Hello everyone,
I am currently having issues with running out of memory while trying to bootstrap. I was wondering if anyone could please look at my code and tell me how to better allocate memory or set up a loop to break up my data into something more manageable for this purpose? I’ve made an attempt at checkpointing and making smaller batch sizes for bootstrap runs, but haven’t had success. I’ve also attached screenshots of the memory available for the computer I will be doing this on.
Thanks for any help,
Nick
#bootstraps
#place all bootstrap files from RAxML in a folder called bootstraps and work in that with command line, not julia, to make boots.txt
ls /mnt/Symsym/nick/phylonetworks/spruceup.phylonetworks.1hybrid.no.outgroup/bootstraps/RAxML_bootstrap.Locus_* > boots.txt
cp boots.txt ../ #copy it into the working directory that julia is in
# now in julia do the following
#read bs trees:
bootTrees = readBootstrapTrees("boots.txt")
### Julia crashed mid bootstrapping so I need to reload net1
using PhyloNetworks
# Load the network from the output file
net1 = readTopology("net1.out")
# Verify the loaded network
println(net1)
# Continue with further steps such as bootstrapping or plotting
## # Add 4 processors to speed things up # I think on the google group I saw that bootstrapping only ever uses 1 processor anyways, so skip this.
## using Distributed
## addprocs(4) # Adjust the number of processors as needed
## @everywhere using PhyloNetworks
## bootnet = bootsnaq(net1, bootTrees, hmax=5, nrep=100, runs=10, filename="bootsnaq1_raxmlboot")
## bootnet = bootsnaq(net1, bootTrees, hmax=5, nrep=100, runs=10, filename="bootsnaq1_raxmlboot") # this should have worked but I ran out of memory.
########## the first runs using 4 and 1 processors got killed so I tried the follwing code to checkpoints progress and free up memory but I still ran out of memory..
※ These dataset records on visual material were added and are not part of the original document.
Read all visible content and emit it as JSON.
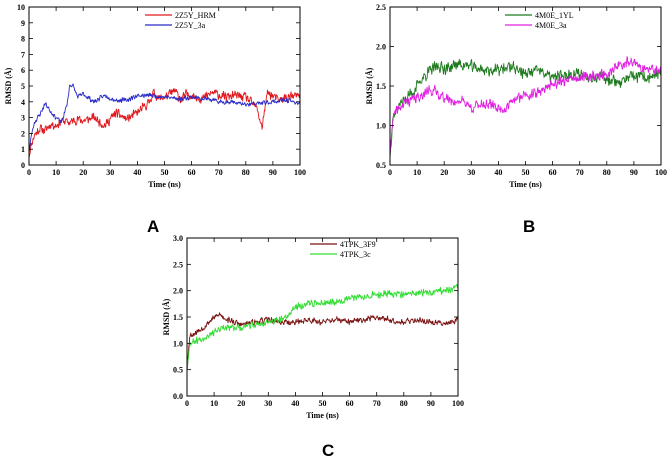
{
  "figure": {
    "panel_letters": [
      "A",
      "B",
      "C"
    ]
  },
  "chart_data": [
    {
      "type": "line",
      "panel": "A",
      "title": "",
      "xlabel": "Time (ns)",
      "ylabel": "RMSD (Å)",
      "xlim": [
        0,
        100
      ],
      "ylim": [
        0,
        10
      ],
      "xticks": [
        0,
        10,
        20,
        30,
        40,
        50,
        60,
        70,
        80,
        90,
        100
      ],
      "yticks": [
        0,
        1,
        2,
        3,
        4,
        5,
        6,
        7,
        8,
        9,
        10
      ],
      "ytick_decimals": 0,
      "legend_position": "top-center",
      "series": [
        {
          "name": "2Z5Y_HRM",
          "color": "#e0191f",
          "x": [
            0,
            1,
            2,
            4,
            6,
            8,
            10,
            12,
            15,
            18,
            20,
            24,
            28,
            32,
            36,
            40,
            44,
            46,
            48,
            50,
            54,
            56,
            58,
            60,
            64,
            68,
            72,
            76,
            80,
            84,
            86,
            88,
            92,
            96,
            100
          ],
          "y": [
            0.6,
            1.4,
            1.9,
            2.3,
            2.2,
            2.6,
            2.5,
            2.8,
            2.7,
            2.9,
            2.8,
            3.0,
            2.5,
            3.3,
            2.9,
            3.3,
            3.9,
            4.6,
            4.2,
            4.3,
            4.7,
            4.1,
            4.5,
            4.4,
            4.2,
            4.6,
            4.3,
            4.4,
            4.3,
            3.6,
            2.4,
            4.6,
            4.1,
            4.3,
            4.4
          ],
          "noise": 0.35,
          "seed": 11
        },
        {
          "name": "2Z5Y_3a",
          "color": "#2a2bc8",
          "x": [
            0,
            1,
            2,
            4,
            6,
            8,
            10,
            12,
            14,
            15,
            16,
            18,
            20,
            24,
            28,
            32,
            36,
            40,
            45,
            50,
            55,
            60,
            65,
            70,
            75,
            80,
            85,
            90,
            95,
            100
          ],
          "y": [
            0.8,
            2.0,
            2.7,
            3.2,
            3.9,
            3.4,
            3.0,
            2.7,
            3.8,
            5.0,
            5.1,
            4.3,
            4.5,
            4.0,
            4.4,
            4.1,
            4.1,
            4.4,
            4.4,
            4.3,
            4.2,
            4.3,
            4.2,
            4.0,
            4.0,
            3.8,
            3.9,
            4.0,
            4.1,
            3.9
          ],
          "noise": 0.18,
          "seed": 23
        }
      ]
    },
    {
      "type": "line",
      "panel": "B",
      "title": "",
      "xlabel": "Time (ns)",
      "ylabel": "RMSD (Å)",
      "xlim": [
        0,
        100
      ],
      "ylim": [
        0.5,
        2.5
      ],
      "xticks": [
        0,
        10,
        20,
        30,
        40,
        50,
        60,
        70,
        80,
        90,
        100
      ],
      "yticks": [
        0.5,
        1.0,
        1.5,
        2.0,
        2.5
      ],
      "ytick_decimals": 1,
      "legend_position": "top-center",
      "series": [
        {
          "name": "4M0E_1YL",
          "color": "#1d7a1d",
          "x": [
            0,
            1,
            3,
            6,
            9,
            12,
            15,
            18,
            21,
            25,
            30,
            35,
            40,
            45,
            50,
            55,
            60,
            65,
            70,
            75,
            80,
            85,
            90,
            95,
            100
          ],
          "y": [
            0.6,
            1.1,
            1.25,
            1.35,
            1.45,
            1.6,
            1.7,
            1.75,
            1.72,
            1.78,
            1.75,
            1.7,
            1.7,
            1.75,
            1.65,
            1.7,
            1.6,
            1.65,
            1.65,
            1.62,
            1.6,
            1.55,
            1.62,
            1.6,
            1.65
          ],
          "noise": 0.09,
          "seed": 37
        },
        {
          "name": "4M0E_3a",
          "color": "#e020e0",
          "x": [
            0,
            1,
            3,
            6,
            10,
            13,
            16,
            20,
            24,
            27,
            30,
            34,
            38,
            42,
            46,
            50,
            54,
            58,
            62,
            66,
            70,
            75,
            80,
            84,
            88,
            92,
            96,
            100
          ],
          "y": [
            0.6,
            1.1,
            1.2,
            1.3,
            1.35,
            1.42,
            1.45,
            1.35,
            1.3,
            1.32,
            1.22,
            1.28,
            1.25,
            1.2,
            1.32,
            1.4,
            1.4,
            1.5,
            1.55,
            1.58,
            1.6,
            1.62,
            1.65,
            1.75,
            1.8,
            1.75,
            1.7,
            1.68
          ],
          "noise": 0.08,
          "seed": 41
        }
      ]
    },
    {
      "type": "line",
      "panel": "C",
      "title": "",
      "xlabel": "Time (ns)",
      "ylabel": "RMSD (Å)",
      "xlim": [
        0,
        100
      ],
      "ylim": [
        0.0,
        3.0
      ],
      "xticks": [
        0,
        10,
        20,
        30,
        40,
        50,
        60,
        70,
        80,
        90,
        100
      ],
      "yticks": [
        0.0,
        0.5,
        1.0,
        1.5,
        2.0,
        2.5,
        3.0
      ],
      "ytick_decimals": 1,
      "legend_position": "top-center",
      "series": [
        {
          "name": "4TPK_3F9",
          "color": "#7a1212",
          "x": [
            0,
            1,
            3,
            6,
            9,
            12,
            15,
            20,
            25,
            30,
            35,
            40,
            45,
            50,
            55,
            60,
            65,
            70,
            75,
            80,
            85,
            90,
            95,
            100
          ],
          "y": [
            0.5,
            1.15,
            1.2,
            1.3,
            1.45,
            1.55,
            1.45,
            1.35,
            1.4,
            1.45,
            1.4,
            1.4,
            1.45,
            1.4,
            1.45,
            1.4,
            1.45,
            1.5,
            1.45,
            1.4,
            1.45,
            1.4,
            1.38,
            1.45
          ],
          "noise": 0.07,
          "seed": 53
        },
        {
          "name": "4TPK_3c",
          "color": "#33dd33",
          "x": [
            0,
            1,
            3,
            6,
            9,
            12,
            15,
            20,
            25,
            30,
            35,
            38,
            40,
            45,
            50,
            55,
            60,
            65,
            70,
            75,
            80,
            85,
            90,
            95,
            100
          ],
          "y": [
            0.5,
            1.0,
            1.05,
            1.1,
            1.2,
            1.25,
            1.3,
            1.3,
            1.35,
            1.4,
            1.45,
            1.55,
            1.7,
            1.75,
            1.78,
            1.8,
            1.85,
            1.9,
            1.92,
            1.95,
            1.92,
            1.95,
            1.98,
            2.0,
            2.05
          ],
          "noise": 0.08,
          "seed": 67
        }
      ]
    }
  ]
}
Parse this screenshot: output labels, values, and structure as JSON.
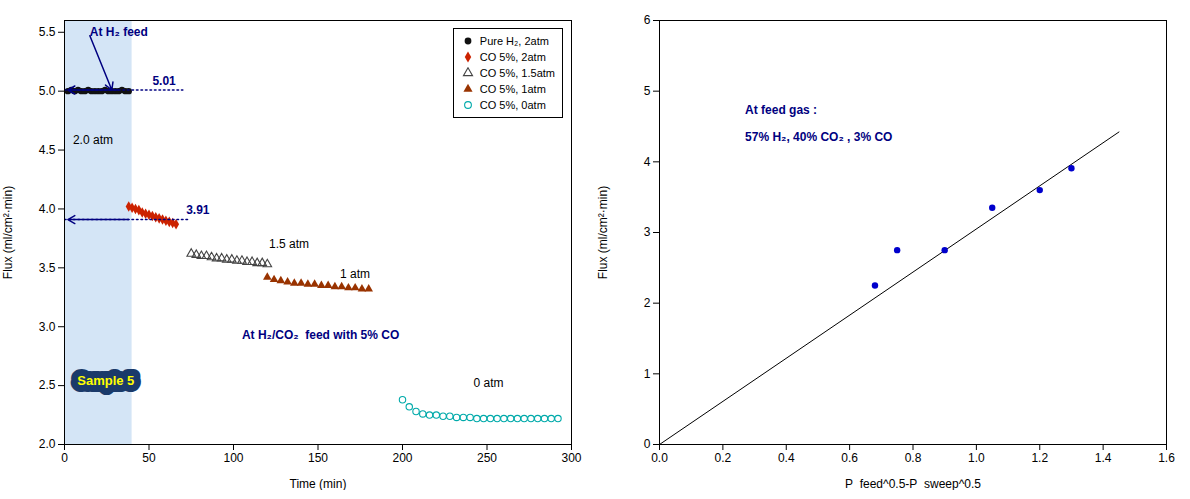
{
  "chart_data": [
    {
      "type": "scatter",
      "xlabel": "Time (min)",
      "ylabel": "Flux (ml/cm²·min)",
      "xlim": [
        0,
        300
      ],
      "ylim": [
        2.0,
        5.6
      ],
      "xticks": [
        0,
        50,
        100,
        150,
        200,
        250,
        300
      ],
      "yticks": [
        {
          "value": 2.0,
          "label": "2.0"
        },
        2.5,
        {
          "value": 3.0,
          "label": "3.0"
        },
        3.5,
        {
          "value": 4.0,
          "label": "4.0"
        },
        4.5,
        {
          "value": 5.0,
          "label": "5.0"
        },
        5.5
      ],
      "grid": false,
      "legend": "upper right",
      "series": [
        {
          "name": "Pure H₂, 2atm",
          "color": "#111111",
          "marker": "circle",
          "x": [
            2,
            4,
            6,
            8,
            10,
            12,
            14,
            16,
            18,
            20,
            22,
            24,
            26,
            28,
            30,
            32,
            34,
            36,
            38
          ],
          "values": [
            5.0,
            5.01,
            5.0,
            5.01,
            5.0,
            5.0,
            5.01,
            5.0,
            5.0,
            5.0,
            5.0,
            5.01,
            5.0,
            5.0,
            5.0,
            5.0,
            5.01,
            5.0,
            5.0
          ]
        },
        {
          "name": "CO 5%, 2atm",
          "color": "#cc2200",
          "marker": "diamond",
          "x": [
            38,
            40,
            42,
            44,
            46,
            48,
            50,
            52,
            54,
            56,
            58,
            60,
            62,
            64,
            66
          ],
          "values": [
            4.02,
            4.01,
            4.0,
            3.99,
            3.97,
            3.96,
            3.95,
            3.94,
            3.93,
            3.92,
            3.91,
            3.9,
            3.89,
            3.88,
            3.87
          ]
        },
        {
          "name": "CO 5%, 1.5atm",
          "color": "#444444",
          "marker": "triangle-open",
          "x": [
            75,
            78,
            81,
            84,
            87,
            90,
            93,
            96,
            99,
            102,
            105,
            108,
            111,
            114,
            117,
            120
          ],
          "values": [
            3.62,
            3.61,
            3.6,
            3.6,
            3.59,
            3.58,
            3.58,
            3.57,
            3.57,
            3.56,
            3.56,
            3.55,
            3.55,
            3.54,
            3.54,
            3.53
          ]
        },
        {
          "name": "CO 5%, 1atm",
          "color": "#993300",
          "marker": "triangle",
          "x": [
            120,
            124,
            128,
            132,
            136,
            140,
            144,
            148,
            152,
            156,
            160,
            164,
            168,
            172,
            176,
            180
          ],
          "values": [
            3.42,
            3.4,
            3.39,
            3.38,
            3.37,
            3.37,
            3.36,
            3.36,
            3.35,
            3.35,
            3.34,
            3.34,
            3.33,
            3.33,
            3.32,
            3.32
          ]
        },
        {
          "name": "CO 5%, 0atm",
          "color": "#00aaaa",
          "marker": "circle-open",
          "x": [
            200,
            204,
            208,
            212,
            216,
            220,
            224,
            228,
            232,
            236,
            240,
            244,
            248,
            252,
            256,
            260,
            264,
            268,
            272,
            276,
            280,
            284,
            288,
            292
          ],
          "values": [
            2.38,
            2.32,
            2.28,
            2.26,
            2.25,
            2.25,
            2.24,
            2.24,
            2.23,
            2.23,
            2.23,
            2.22,
            2.22,
            2.22,
            2.22,
            2.22,
            2.22,
            2.22,
            2.22,
            2.22,
            2.22,
            2.22,
            2.22,
            2.22
          ]
        },
        {
          "type": "line",
          "color": "navy",
          "line_style": "dotted",
          "x": [
            0,
            70
          ],
          "values": [
            5.01,
            5.01
          ]
        },
        {
          "type": "line",
          "color": "navy",
          "line_style": "dotted",
          "x": [
            0,
            73
          ],
          "values": [
            3.91,
            3.91
          ]
        }
      ],
      "spans": [
        {
          "x0": 0,
          "x1": 40,
          "color": "#cce0f5"
        }
      ],
      "arrows": [
        {
          "x1": 32,
          "y1": 5.01,
          "x2": 2,
          "y2": 5.01,
          "color": "navy"
        },
        {
          "x1": 38,
          "y1": 3.91,
          "x2": 2,
          "y2": 3.91,
          "color": "navy"
        },
        {
          "x1": 15,
          "y1": 5.47,
          "x2": 28,
          "y2": 5.01,
          "color": "navy"
        }
      ],
      "annotations": [
        {
          "text": "5.01",
          "x": 52,
          "y": 5.05,
          "color": "navy"
        },
        {
          "text": "3.91",
          "x": 72,
          "y": 3.96,
          "color": "navy"
        },
        {
          "text": "At H₂ feed",
          "x": 15,
          "y": 5.47,
          "color": "navy"
        },
        {
          "text": "2.0 atm",
          "x": 5,
          "y": 4.55,
          "color": "black"
        },
        {
          "text": "1.5 atm",
          "x": 121,
          "y": 3.67,
          "color": "black"
        },
        {
          "text": "1 atm",
          "x": 163,
          "y": 3.41,
          "color": "black"
        },
        {
          "text": "0 atm",
          "x": 242,
          "y": 2.49,
          "color": "black"
        },
        {
          "text": "At H₂/CO₂  feed with 5% CO",
          "x": 105,
          "y": 2.9,
          "color": "navy"
        }
      ],
      "boxed_labels": [
        {
          "text": "Sample 5",
          "x": 4,
          "y": 2.46,
          "color": "yellow",
          "background": "#1a3a6a"
        }
      ]
    },
    {
      "type": "scatter",
      "xlabel": "P_feed^0.5-P_sweep^0.5",
      "ylabel": "Flux (ml/cm²·min)",
      "xlim": [
        0.0,
        1.6
      ],
      "ylim": [
        0,
        6
      ],
      "xticks": [
        {
          "value": 0.0,
          "label": "0.0"
        },
        0.2,
        0.4,
        0.6,
        0.8,
        {
          "value": 1.0,
          "label": "1.0"
        },
        1.2,
        1.4,
        1.6
      ],
      "yticks": [
        0,
        1,
        2,
        3,
        4,
        5,
        6
      ],
      "grid": false,
      "series": [
        {
          "type": "line",
          "color": "black",
          "line_style": "solid",
          "x": [
            0.0,
            1.45
          ],
          "values": [
            0.0,
            4.4225
          ]
        },
        {
          "type": "scatter",
          "color": "#0000cc",
          "marker": "circle",
          "x": [
            0.68,
            0.75,
            0.9,
            1.05,
            1.2,
            1.3
          ],
          "values": [
            2.25,
            2.75,
            2.75,
            3.35,
            3.6,
            3.91
          ]
        }
      ],
      "annotations": [
        {
          "text": "At feed gas :",
          "x": 0.27,
          "y": 4.8,
          "color": "navy"
        },
        {
          "text": "57% H₂, 40% CO₂ , 3% CO",
          "x": 0.27,
          "y": 4.42,
          "color": "navy"
        }
      ]
    }
  ]
}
# using Distributed # this & the next 2 lines add processors but I ran out of memory so I am skipping to have only 1 processor
# addprocs(4) # Adjust the number of processors to 4
# @everywhere using PhyloNetworks
using JLD2 # For saving and loading checkpoints
using Serialization # Alternative if you prefer binary serialization
# Define the number of bootstrap replicates per batch (checkpoint)
nrep_total = 100
batch_size = 1 # Save every 1 replicate
hmax = 5
runs = 10
filename = "bootsnaq1_raxmlboot"
# Define checkpoint file
checkpoint_file = "bootsnaq_checkpoint.jld2"
# Load previous checkpoint if it exists
if isfile(checkpoint_file)
@info "Loading previous checkpoint from $checkpoint_file"
bootnet, completed_reps = JLD2.load(checkpoint_file, "bootnet", "completed_reps")
else
@info "Starting fresh bootstrap estimation"
bootnet = HybridNetwork() # Initialize with your network or empty one
completed_reps = 0
end
# Run the remaining batches
while completed_reps < nrep_total
nrep_current = min(batch_size, nrep_total - completed_reps)
# Run bootsnaq for the current batch
bootnet = bootsnaq(net1, bootTrees, hmax=hmax, nrep=nrep_current, runs=runs, filename=filename)
# Update the number of completed replicates
completed_reps += nrep_current
# Save checkpoint
@info "Saving checkpoint after $completed_reps replicates"
JLD2.save(checkpoint_file, "bootnet" => bootnet, "completed_reps" => completed_reps)
# Clear the previous bootnet if not needed
bootnet = nothing # Release memory from the previous bootnet
# Trigger garbage collection
GC.gc() # Run garbage collection to free up memory
end
@info "Bootstrap estimation complete."